Der Geschäftsführer der Hamburger Reederei Meerpahl&Meyer, Hans- Uwe Meyer, sagte, die genaue Ursache für das Unglück müsse noch untersucht werden. Es kam nach seinen Angaben zur Explosion, als etwa eine halbe Stunde nach Einlaufen des Schiffes in den Aalborger Hafen eine Ladeluke geöffnet wurde. Experten der Aufsichtsbehörde nahmen wenige Stunden nach dem Unglück ihre Untersuchungen am Schiff auf und verhörten den Kapitän sowie mehrere Besatzungsmitglieder.

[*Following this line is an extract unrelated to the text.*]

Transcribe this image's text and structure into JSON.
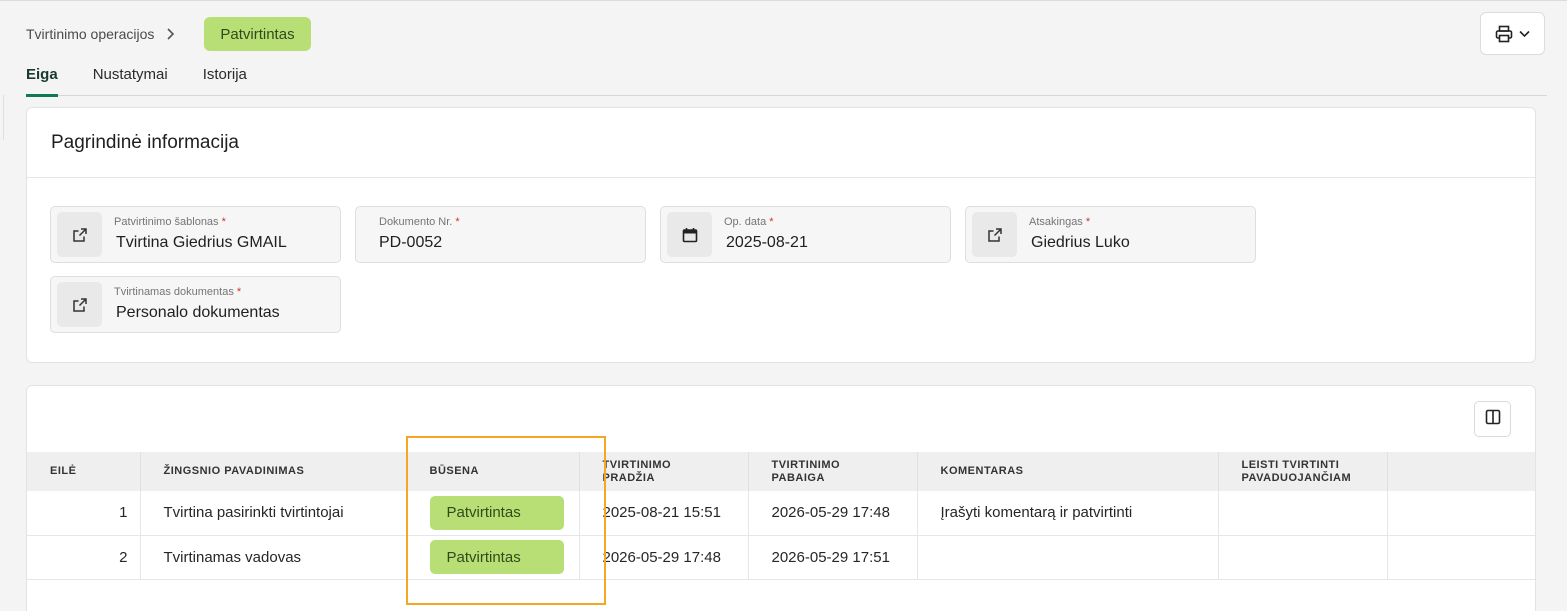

Die drei schwer verletzten polnischen Seeleute hatten bei dem Unglück Knochenbrüche und Verbrennungen erlitten und wurden in ein Krankenhaus gebracht. Drei weitere polnische Seeleute wurden leicht verletzt. Der deutsche Kapitän kam mit dem Schrecken davon. Die Detonation gegen 4.30 Uhr war im gesamten Stadtgebiet von Aalborg zu hören und riss ein großes Loch in den Schiffsrumpf. Versuche, durch Abpumpen des einlaufenden Wassers das Sinken der "Sierksdorf" zu verhindern, mussten aufgegeben werden. Am Ende blieb lediglich die Schiffsbrücke über dem Wasserspiegel.

Der in dem Karibikstaat Antigua und Barbuda registrierte Frachter war 1983 in Hamburg gebaut worden.